Thanks for all the kind words Jonathan, I appreciate it :)

@theinfamous4231 Жыл бұрын

thank you so much for the Explanation man!!

@jordanhasnolife5163 Жыл бұрын

Np! It's a cool Algo!

@cd-ux9ot 2 жыл бұрын

What about an ML approach? Train an autoencoder model where the input data is all the songs plus random/background noise and the output is the actual song id. Then use the model weights as embeddings and store them in a vector database. During search, create embedding from the query audio, lookup candidates in the vector database using similarity search. Then another model to score the candidates an select the candidate with the highest score.

@jordanhasnolife5163 2 жыл бұрын

This could perhaps work, the biggest problem imo is that the clip of the song can be from any starting point. I think something like an RNN would work best here since they are good for sequences, and you could make each fingerprint an element of the sequence that you're trying to classify.

@cd-ux9ot 2 жыл бұрын

@@jordanhasnolife5163 An RNN is a great choice. Transformers have recently shown great performance with sequence data. Convolution layers can even work with audio data because a spectrogram is image-like.
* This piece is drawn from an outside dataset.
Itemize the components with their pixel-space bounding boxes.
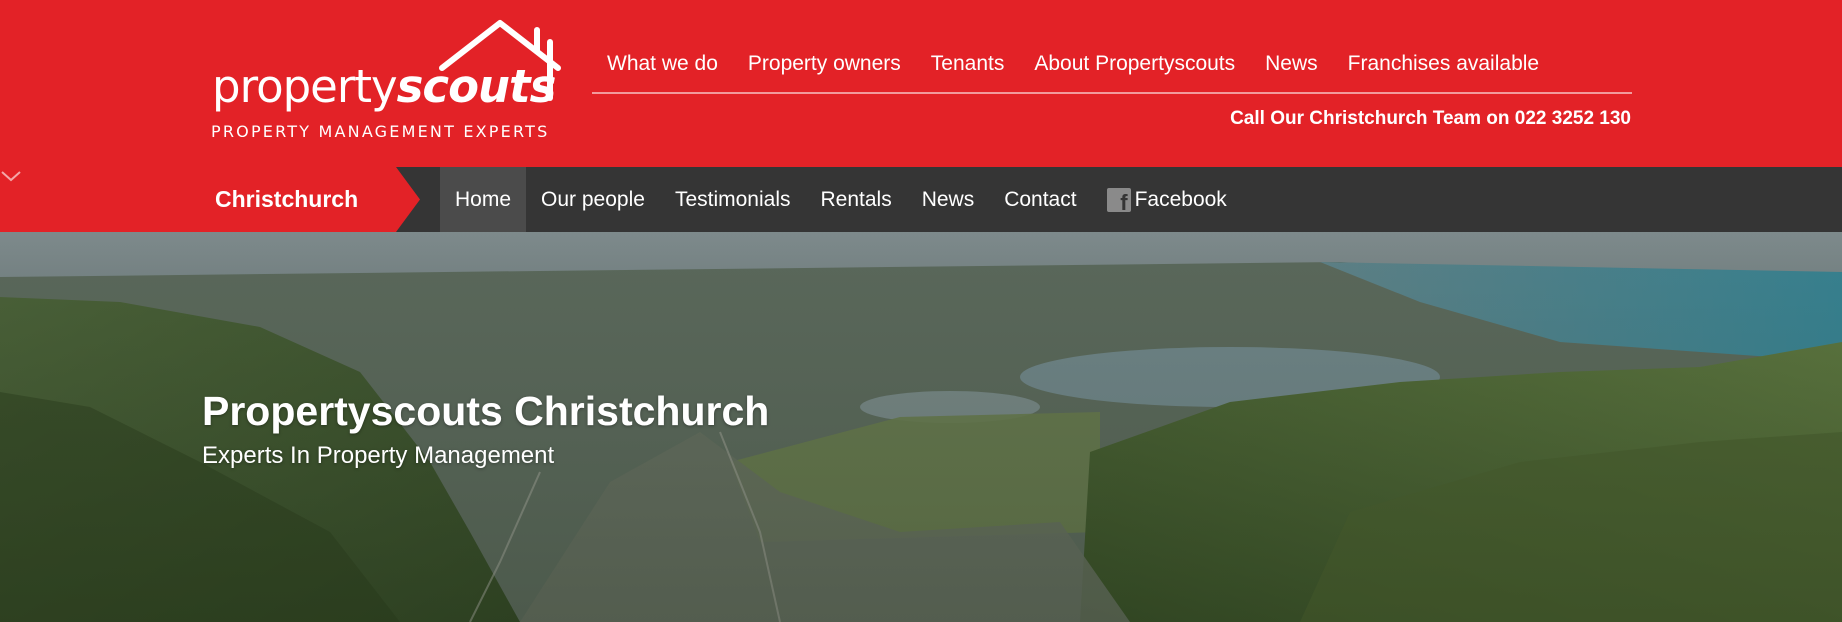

@jordanhasnolife5163 2 жыл бұрын

@@cd-ux9ot Cool point! I will say I don't know too much about machine learning but I'd be interested to see if anyone has taken an inference based approach for this problem - it may be a bit overkill I guess since shazam was already working pretty well without it :)

@jayantprakash6425 2 жыл бұрын

good explanation

@user-se9zv8hq9r 2 жыл бұрын

based and jewfro-pilled

@buildleadinnovate24 2 жыл бұрын

How singing song app created???

@AyushPanditofficial 2 жыл бұрын

I m from india i love your videos i watched all.your videos we need more videos i m learning many thing from your video implementing in my web app

@Jashan77114 2 жыл бұрын

What is sharding the indexes?

@jordanhasnolife5163 2 жыл бұрын

We use consistent hashing on the 64 bit fingerprint which is comprised of the start note, end note, and time delta. If you mean what is responsible for upholding the consistent hashing, then we could use a coordination service like zookeeper to do that for us.

@UjjwalBhardwaj96 10 ай бұрын

@@jordanhasnolife5163 You have mentioned in the video that we can shard the data such that all the generated hash (fingerprint) with the same anchor point goes in the same node. Can we achieve this using consitent hashing?